Yukio Shinohara discovered the rock in autumn, twenty-two years ago. He was working at a small private observatory deep in the mountains of Nagano, developing film by hand and comparing it frame by frame against the previous night’s exposures. Automated detection didn’t exist yet. When he spotted something new, he filed the provisional designation with the MPC — the Minor Planet Center — and received a single confirmation email in return. That was it.

It took several years for the orbit to be confirmed. In the meantime, Shinohara changed jobs, outlived his wife Masako, and had eye surgery twice. He kept observing at the observatory, but the number of nights he spent outside dwindled.

Naming rights don’t expire. Twenty-two years after the discovery, the rock catalogued as 2001 AK37 was still waiting for Shinohara to give it a name.
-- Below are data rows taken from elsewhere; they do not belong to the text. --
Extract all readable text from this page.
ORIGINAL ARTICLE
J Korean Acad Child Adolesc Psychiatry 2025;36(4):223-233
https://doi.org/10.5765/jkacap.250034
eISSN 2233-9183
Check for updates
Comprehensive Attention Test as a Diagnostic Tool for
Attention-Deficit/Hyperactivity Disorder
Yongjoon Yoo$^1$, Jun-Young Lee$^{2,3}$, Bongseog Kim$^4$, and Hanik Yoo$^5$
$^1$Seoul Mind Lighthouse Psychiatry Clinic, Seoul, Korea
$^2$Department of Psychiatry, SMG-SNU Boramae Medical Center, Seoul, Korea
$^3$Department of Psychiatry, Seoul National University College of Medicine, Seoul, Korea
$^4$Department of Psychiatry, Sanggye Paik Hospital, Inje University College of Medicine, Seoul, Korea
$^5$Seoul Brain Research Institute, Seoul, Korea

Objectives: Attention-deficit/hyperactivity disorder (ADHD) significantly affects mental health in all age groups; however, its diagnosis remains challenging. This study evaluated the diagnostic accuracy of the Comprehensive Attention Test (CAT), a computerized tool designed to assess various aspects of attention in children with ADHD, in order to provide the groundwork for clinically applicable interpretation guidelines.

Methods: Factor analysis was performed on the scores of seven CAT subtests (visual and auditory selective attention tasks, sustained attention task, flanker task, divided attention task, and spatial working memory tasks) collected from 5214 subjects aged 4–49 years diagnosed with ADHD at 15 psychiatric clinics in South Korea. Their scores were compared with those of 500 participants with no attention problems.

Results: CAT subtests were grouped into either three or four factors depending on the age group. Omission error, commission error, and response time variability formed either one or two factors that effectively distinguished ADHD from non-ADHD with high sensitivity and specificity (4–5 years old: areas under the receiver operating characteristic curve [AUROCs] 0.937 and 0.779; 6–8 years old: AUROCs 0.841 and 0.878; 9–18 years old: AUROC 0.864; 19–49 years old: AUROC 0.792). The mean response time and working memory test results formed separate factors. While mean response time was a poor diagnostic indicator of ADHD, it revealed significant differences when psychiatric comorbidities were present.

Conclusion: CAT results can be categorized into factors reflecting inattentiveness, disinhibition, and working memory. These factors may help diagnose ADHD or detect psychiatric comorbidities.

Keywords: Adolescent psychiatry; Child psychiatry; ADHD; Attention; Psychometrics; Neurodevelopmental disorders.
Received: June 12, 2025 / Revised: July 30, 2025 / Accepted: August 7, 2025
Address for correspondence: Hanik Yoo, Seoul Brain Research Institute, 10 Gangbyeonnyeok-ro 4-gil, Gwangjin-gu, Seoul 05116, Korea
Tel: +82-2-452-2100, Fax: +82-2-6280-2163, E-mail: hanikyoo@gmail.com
The doctor told him it was pancreatic cancer at the beginning of March. Shinohara spent seven days in the hospital and went home without having surgery.

“I have something I need to do,” he told his daughter Chie, and left.

That night, he opened his laptop. The IAU — the International Astronomical Union — naming submission form was in English. He worked through it with a dictionary, one field at a time, taking the better part of an hour. In the name field he typed fourteen letters. In the remarks box, he wrote:

In memory of Masako Shinohara, who first taught me to look at the night sky.

He hit submit. A confirmation email arrived, noting that review would take several months.

Shinohara closed the screen and went to the kitchen to make tea. When Masako was alive, it was always roasted barley tea — hojicha. He still drank the same thing. There was no reason to change.


The following week, his daughter Chie came to visit.

“Dad, there’s a confirmation email here from the IAU — what is this?”

“I named a rock.”

“A rock?”

“An asteroid. I found it twenty-two years ago.”

Chie opened his laptop. She looked at the submission form for a while without speaking.

“That’s Mom’s name.”

Shinohara drank his tea.

“No.”

“What? It says Masako. Mom was Masako Shinohara, so — wait, her maiden name?”

“Read it.”

Chie read the remarks field. Who first taught me to look at the night sky.

“Mom’s… mom?”

Shinohara nodded.

“Grandma was also named Masako?”

“Your mother got her name from her mother. The original Masako taught me the constellations one by one when I was a student.”

Chie shifted in her chair.

“I didn’t know that. I never met her.”

“She died before you were born. Your mother hated sharing a name with her own mother — she always made people call her Maa-chan. So you never heard it.”

Chie looked at the form again.

“So you didn’t name it after Mom.”

“I named it after my mother-in-law. The person who taught me to look at the sky. It just happens to be the same characters.”

Shinohara set down his cup.

“But you can read it however you like. If you want to think of it as your mother’s name, that’s fine too.”

Chie started to say something, then stopped. Instead she refilled his tea.


Yukio Shinohara died seven weeks later. The IAU approved the submission four months after that.

Asteroid 2001 AK37 was officially named Masako.

When Chie opened the approval email, she didn’t cry. Instead she pulled an old photo album out of the closet — her mother’s. There was one photograph of grandmother and mother together. Her mother looked about three years old, held in her grandmother’s arms, pointing up at the night sky.

On the back, in her grandmother’s handwriting, a date and a single line:

Maa-chan finds Orion.

Chie propped the photo against the wall and closed her father’s laptop. She made a pot of hojicha, then opened the window. An April breeze came through.

Out there, 2001 AK37 keeps circling the sun — far beyond the reach of any photograph or album, carrying the name of two women named Masako.